From mboxrd@z Thu Jan  1 00:00:00 1970
From: Alfonso <a.martone@retepnet.it>
Subject: _main and startup code
Date: Wed, 12 Feb 2003 12:15:15 +0100
Sender: linux-8086-owner@vger.kernel.org
Message-ID: <200302121215.15299.a.martone@retepnet.it>
References: <200301301341.h0UDf5Z25323@preshak.recjai.ac.in> <200302060016.28257.a.martone@retepnet.it> <1044942743.1550.70.camel@Castle.goembel>
Reply-To: a.martone@retepnet.it
Mime-Version: 1.0
Content-Transfer-Encoding: 7BIT
Return-path: <linux-8086-owner@vger.kernel.org>
In-Reply-To: <1044942743.1550.70.camel@Castle.goembel>
List-Id: <linux-8086.vger.kernel.org>
Content-Type: text/plain; charset="us-ascii"
To: linux-8086@vger.kernel.org

> Would the program start symbol also need to be _main,
> or is that only needed by the C runtime library?

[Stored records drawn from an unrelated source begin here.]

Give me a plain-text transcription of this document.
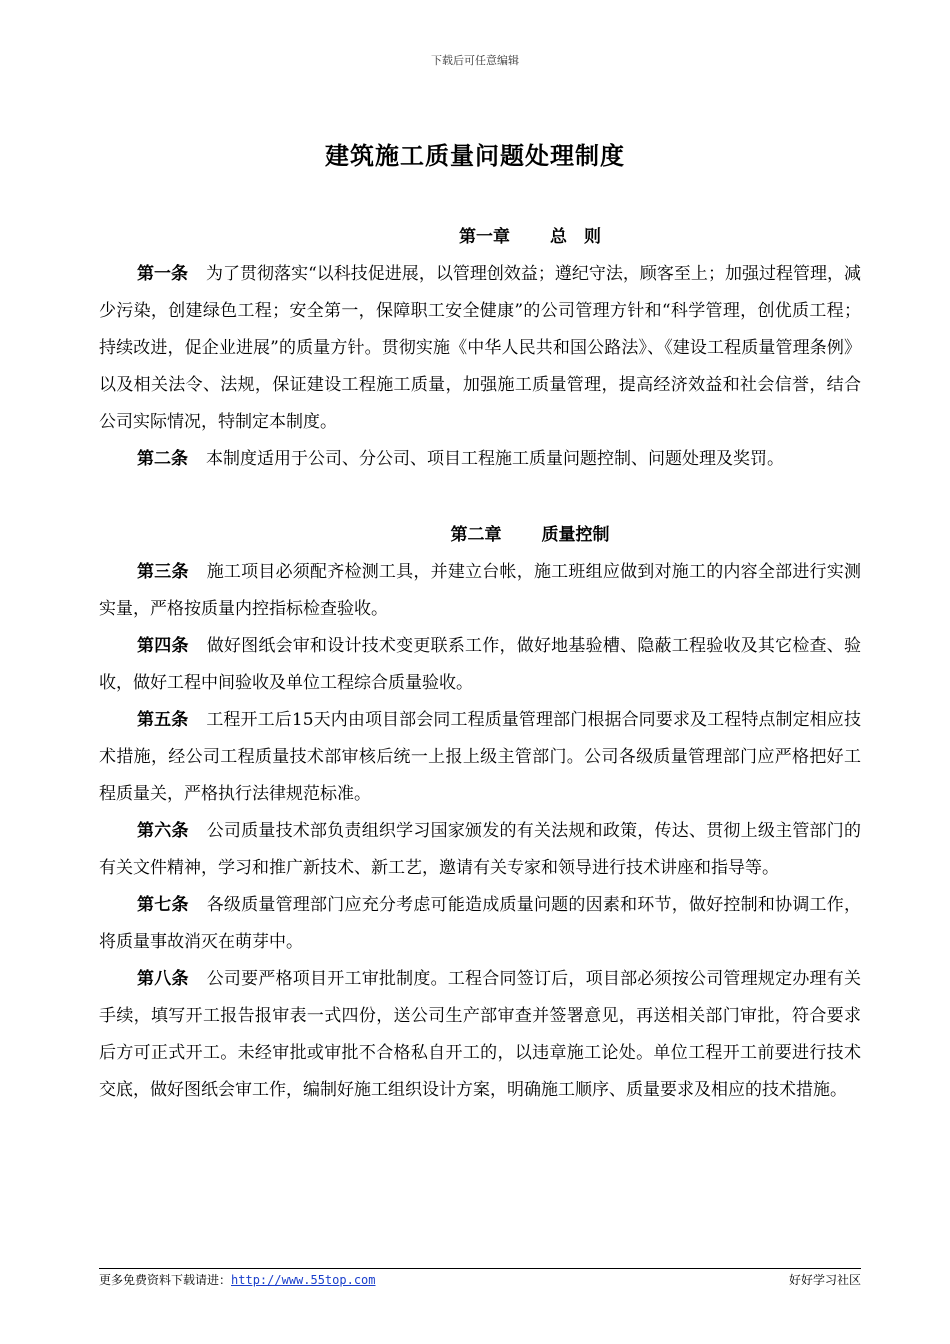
下载后可任意编辑
建筑施工质量问题处理制度
第一章 总　则
第一条 为了贯彻落实“以科技促进展，以管理创效益；遵纪守法，顾客至上；加强过程管理，减少污染，创建绿色工程；安全第一，保障职工安全健康”的公司管理方针和“科学管理，创优质工程；持续改进，促企业进展”的质量方针。贯彻实施《中华人民共和国公路法》、《建设工程质量管理条例》以及相关法令、法规，保证建设工程施工质量，加强施工质量管理，提高经济效益和社会信誉，结合公司实际情况，特制定本制度。
第二条 本制度适用于公司、分公司、项目工程施工质量问题控制、问题处理及奖罚。
第二章 质量控制
第三条 施工项目必须配齐检测工具，并建立台帐，施工班组应做到对施工的内容全部进行实测实量，严格按质量内控指标检查验收。
第四条 做好图纸会审和设计技术变更联系工作，做好地基验槽、隐蔽工程验收及其它检查、验收，做好工程中间验收及单位工程综合质量验收。
第五条 工程开工后15天内由项目部会同工程质量管理部门根据合同要求及工程特点制定相应技术措施，经公司工程质量技术部审核后统一上报上级主管部门。公司各级质量管理部门应严格把好工程质量关，严格执行法律规范标准。
第六条 公司质量技术部负责组织学习国家颁发的有关法规和政策，传达、贯彻上级主管部门的有关文件精神，学习和推广新技术、新工艺，邀请有关专家和领导进行技术讲座和指导等。
第七条 各级质量管理部门应充分考虑可能造成质量问题的因素和环节，做好控制和协调工作，将质量事故消灭在萌芽中。
第八条 公司要严格项目开工审批制度。工程合同签订后，项目部必须按公司管理规定办理有关手续，填写开工报告报审表一式四份，送公司生产部审查并签署意见，再送相关部门审批，符合要求后方可正式开工。未经审批或审批不合格私自开工的，以违章施工论处。单位工程开工前要进行技术交底，做好图纸会审工作，编制好施工组织设计方案，明确施工顺序、质量要求及相应的技术措施。
更多免费资料下载请进：http://www.55top.com	好好学习社区
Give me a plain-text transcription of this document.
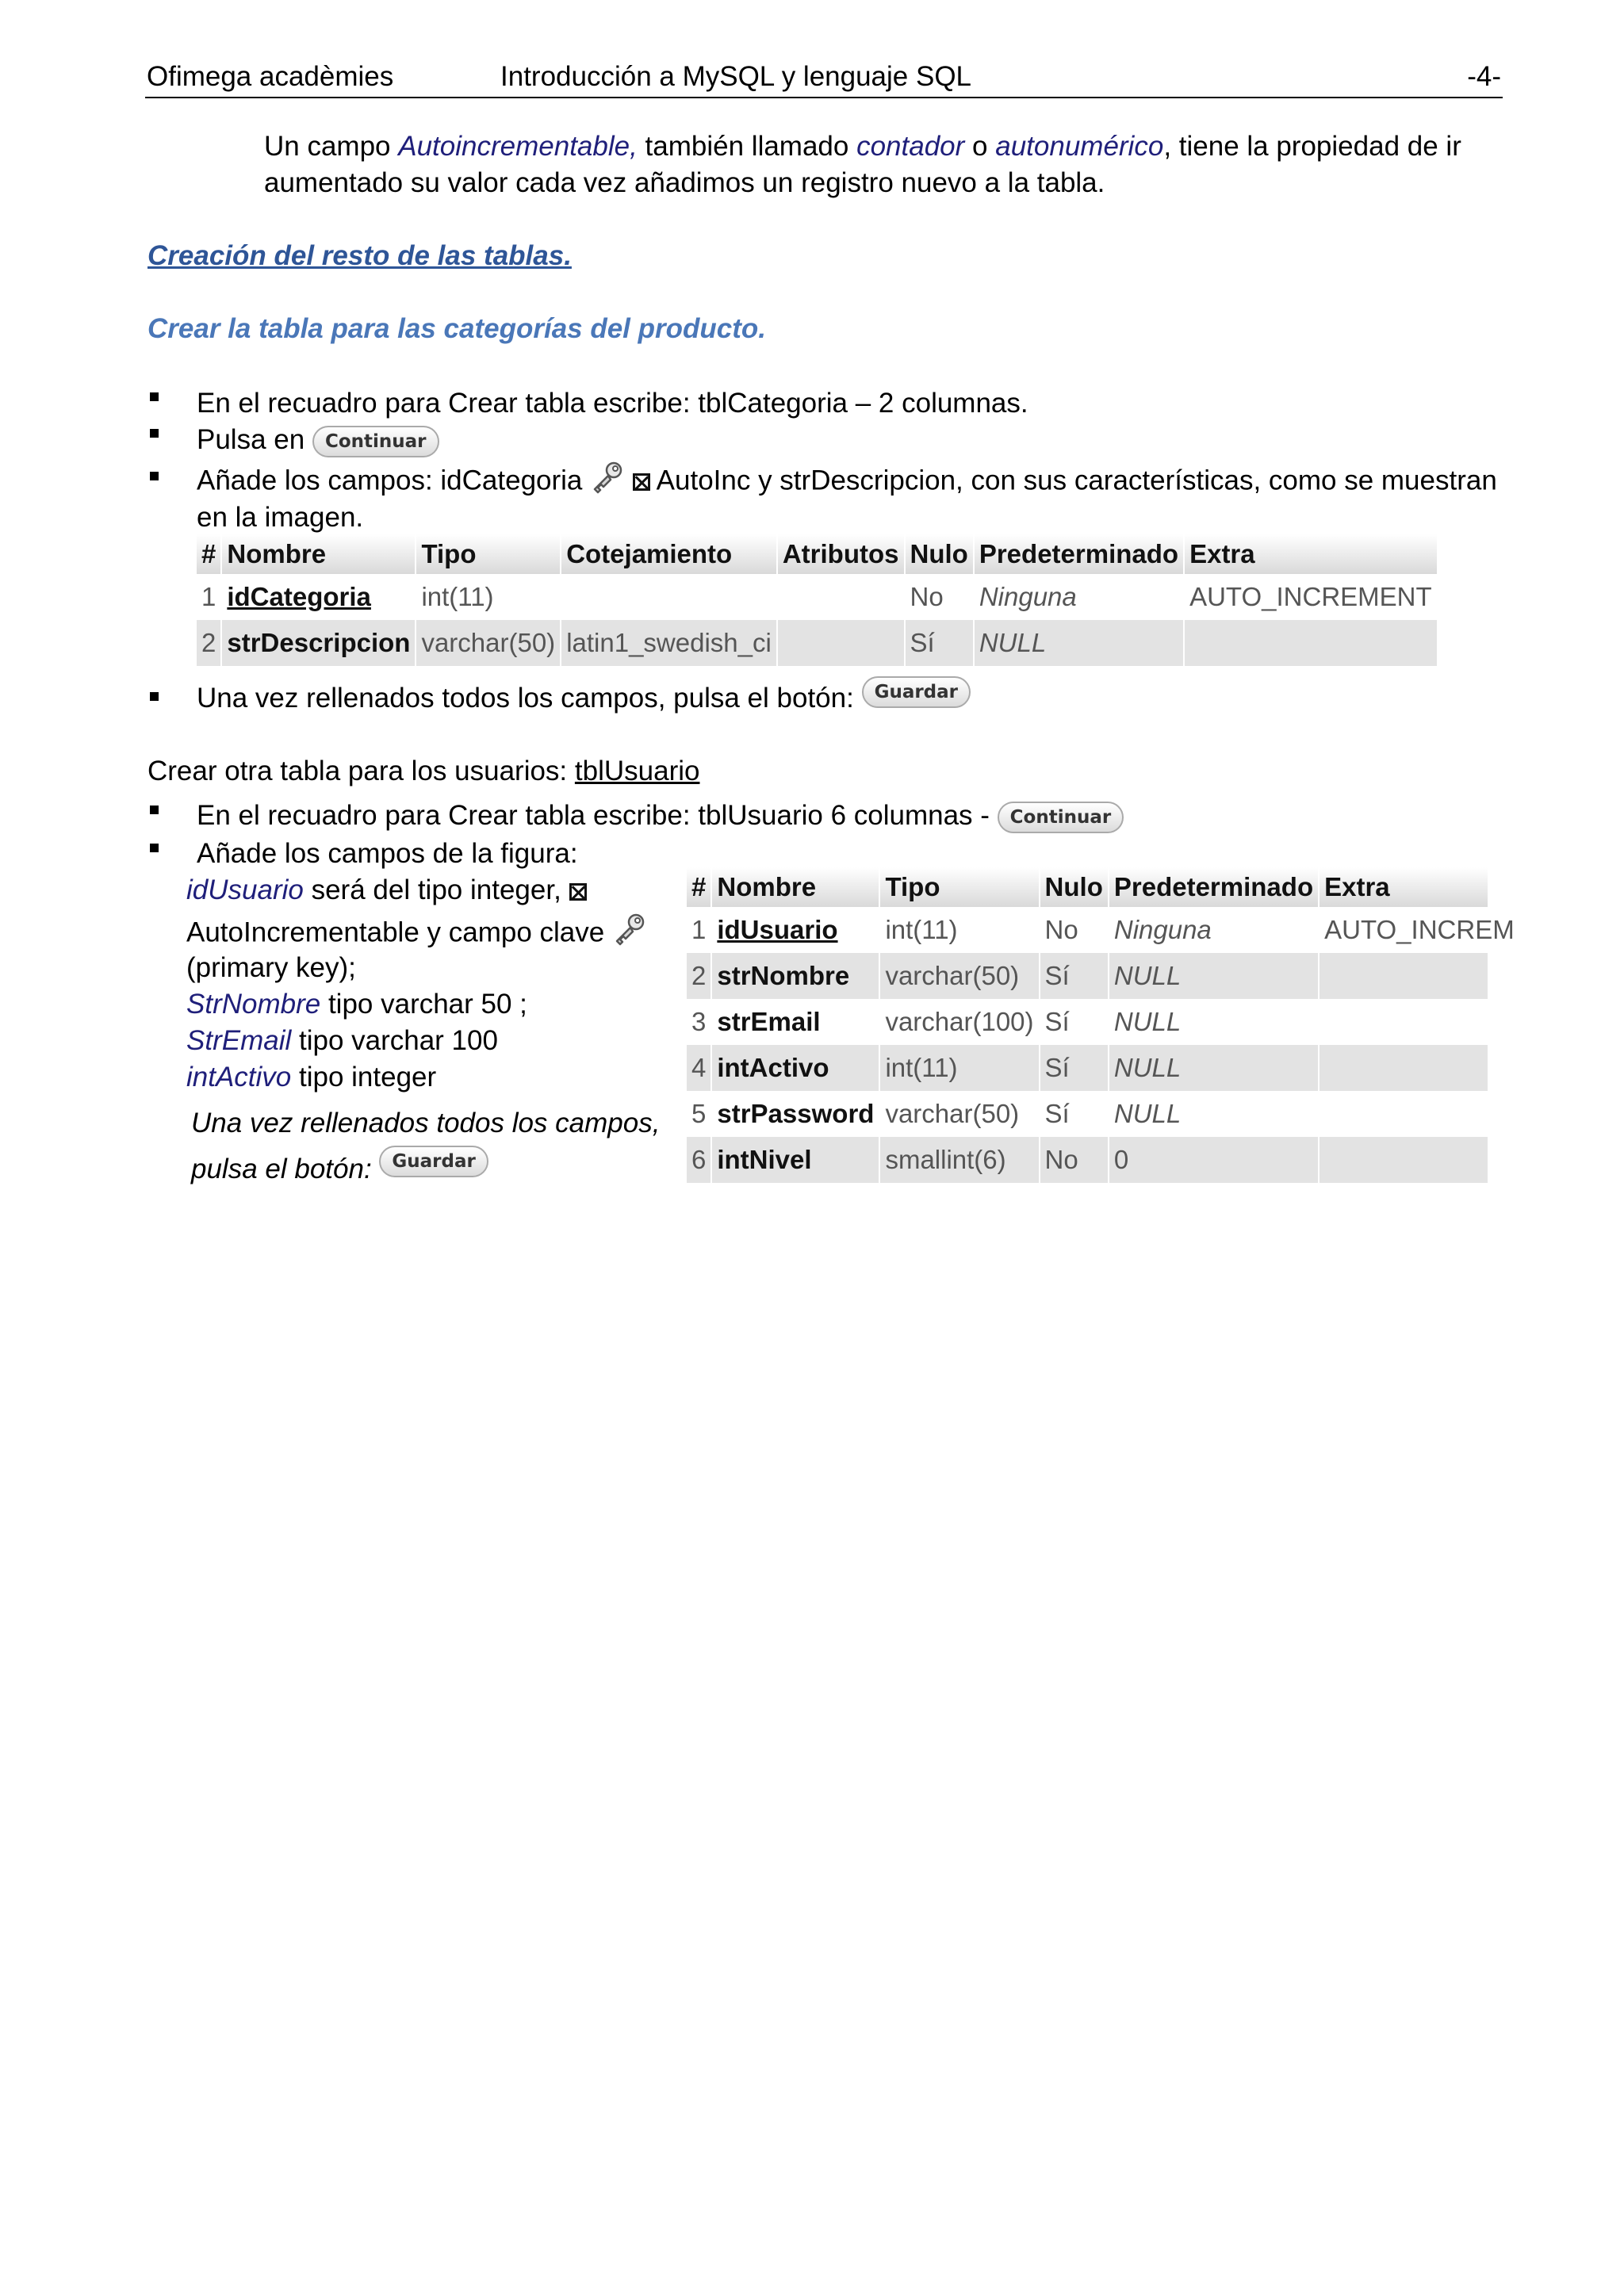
Ofimega acadèmies	Introducción a MySQL y lenguaje SQL	-4-
Un campo Autoincrementable, también llamado contador o autonumérico, tiene la propiedad de ir
aumentado su valor cada vez añadimos un registro nuevo a la tabla.
Creación del resto de las tablas.
Crear la tabla para las categorías del producto.
En el recuadro para Crear tabla escribe: tblCategoria – 2 columnas.
Pulsa en Continuar
Añade los campos: idCategoria	AutoInc y strDescripcion, con sus características, como se muestran
en la imagen.
#	Nombre	Tipo	Cotejamiento	Atributos	Nulo	Predeterminado	Extra
1	idCategoria	int(11)			No	Ninguna	AUTO_INCREMENT
2	strDescripcion	varchar(50)	latin1_swedish_ci		Sí	NULL	
Una vez rellenados todos los campos, pulsa el botón: Guardar
Crear otra tabla para los usuarios: tblUsuario
En el recuadro para Crear tabla escribe: tblUsuario 6 columnas - Continuar
Añade los campos de la figura:
idUsuario será del tipo integer,
AutoIncrementable y campo clave
(primary key);
StrNombre tipo varchar 50 ;
StrEmail tipo varchar 100
intActivo tipo integer
Una vez rellenados todos los campos,
pulsa el botón: Guardar
#	Nombre	Tipo	Nulo	Predeterminado	Extra
1	idUsuario	int(11)	No	Ninguna	AUTO_INCREM
2	strNombre	varchar(50)	Sí	NULL	
3	strEmail	varchar(100)	Sí	NULL	
4	intActivo	int(11)	Sí	NULL	
5	strPassword	varchar(50)	Sí	NULL	
6	intNivel	smallint(6)	No	0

The name "main" is internal to the C compiler and its libraries.

As of ELKS 0.1.1, an executable starts always at its CS:0000, where the 
bcc places the startup code (adjust stack parameters, call _main and 
then issue an "exit" syscall).

In the Minix-header there are two "Unused" fields. I found them defined 
somewhere as "starting address" and "lenght of symbol table (or DLL 
data) appended to the file".

Since the compiler sets them to zero by default, the patch below should 
be backward- and forward-compatible (I'm sorry, I don't know how to 
use those weird things like diff, patch, cvs, etc, so I show it to you 
in this jerky mode):


in the file  include/linuxmt/minix.h
change the line #23 from:
    unsigned long     unused;
to:
    unsigned long     startaddr;


in the file  fs/exec.c
add these lines after the line #348 (soon after "tregs->cs=cseg" line):
    tregs->ip = mh.startaddr;    /* guaranteed good at compile time */


This implements a "start address" eventually different from CS:0000.

But bcc won't support it. Every program compiled by bcc has a short 
initial startup section which rearranges argc/argv/envp parameters for 
calling _main (first part) and issue an _exit when main() returns 
(second part).

Yes, the "rearrange" could be easily implemented in the ELKS kernel. 
When the program terminates by exit() the second startup part is not 
needed. But if the main() returns a value, there is need for it.

An ugly hack could be patching the bcc in order to get the "main()" 
with a different stack frame; maybe something like:

_main: mov bp, sp                 ; opening code: not need to push bp

       [maybe: sub sp, NN -- stack space needed for local variables]
       [...rest of main()...]

       mov bx, ax                 ; closing code: bp is no more needed
       mov ax, 1
       int 0x80                   ; call exit(main())

This is transparent to the programmer except in the case of a recursive 
call to _main (well, in sixteen years of C programming I never found a 
case of a recursive _main call).

But this is an ugly hack because it needs a different stackframe for 
_main (the compiler should always check for the function name)...!


A decent hack should provide, when the main() returns, at least the 
three instructions of "closing code" of above. But this means either 
adding a "push return-address-to-closing-code" somewhere in the 
kernel, or... simply placing a "call _main -- closing code follows" at 
the beginning of the program (which can start at CS:0000 without any 
extra work).


I think I would not hack anything. The startup code often does a little 
more than calling _main and exiting with its return value. For example 
you could save in a static variable the envp so that a getenv() 
library function call can get in any moment (without _main support) an 
environment string.


These notes demostrate that, at least for C programs (not only bcc 
compiled programs), a "start address" different from CS:0000 is not 
really needed. Maybe a compiler for some other programming language 
could take some advantage from it.

We still did not discuss assembler-written programs. An assembler 
program does not always need to start at CS:0000 and/or with some 
startup code. The little patch of above seems suffice, but then I 
would add in the fs/exec.c a little extra check (to verify that 
mh.startaddr is less than mh.tseg).